In particular, McKenzie (2012) shows that when we are interested in outcomes with low autocorrelation (e.g., noisy) over time, taking multiple measurements of these outcomes allows the researcher to average out this noise, thereby increasing statistical power. Moreover, for outcomes with low autocorrelation, we can achieve more statistical power with multiple survey waves than using the same sample size over a single follow-up and baseline. In a world with binding budget constraints, McKenzie (2012) is a super-informative paper. (I still remember reading every word of it several years ago.) When we are interested in noisy outcomes, such as business profits or household expenditures, it may be cost-effective to collect additional waves of data on a single unit rather than include additional units in the study. Additionally, McKenzie provides formulas useful for designing experiments with “more T” and performing ex-ante power calculations.
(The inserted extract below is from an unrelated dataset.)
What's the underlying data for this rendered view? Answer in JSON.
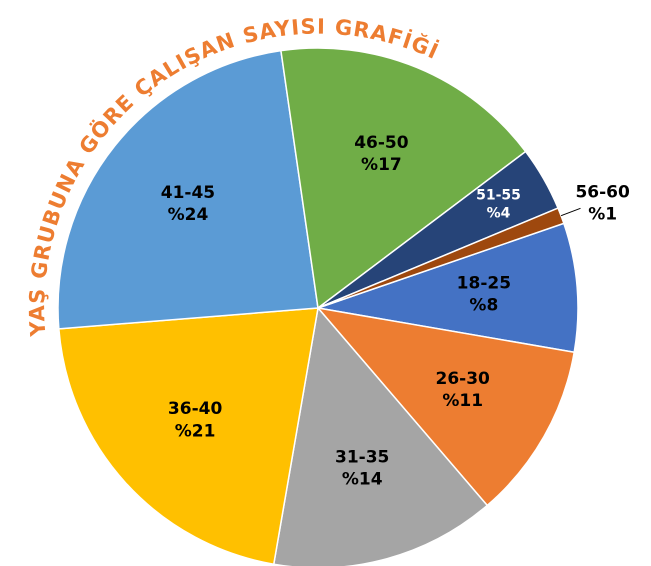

Burlig et al. (2020), however, highlight an imbedded assumption in the power calculation formulas in McKenzie (2012): these formulas assume constant autocorrelation. The problem, which is clarified by Bertrand, Duflo, and Mullainathan (2004), is that within-unit autocorrelation in panel data is often heterogeneous (e.g., not constant). Moreover, failing to account for this detail (e.g., by clustering estimates of standard errors) can lead to biased standard errors in ex-post panel data estimates. The central point of Burlig et al. (2020) is that this is true not only in ex-post estimation but also in ex-ante power calculations.
So, how big of a deal is this?
The Figure above answers this question and also shows what can be done to address the problem. The first column shows the consequences of failing to account for heterogeneous autocorrelation and not clustering standard errors properly. The middle column shows the consequences of failing to account for heterogeneous autocorrelation when clustering standard errors properly. Finally, the last column shows the benefits of using the “serial-correlation-robust” power calculation formula when clustering standard errors properly.
The results are quite stark. Even when clustering standard errors (as suggested by Bertrand et al. 2004), autocorrelation at even moderate levels can lead to experiments being either over- or underpowered. This is problematic because experiments are costly and we should try our best to design experiments that are not overpowered and thus wasteful or underpowered and thus uninformative.
The best news is the authors made a Stata package, pcpanel, which will help all of us perform ex-ante serial-correlation-robust power calculations when designing our experiments.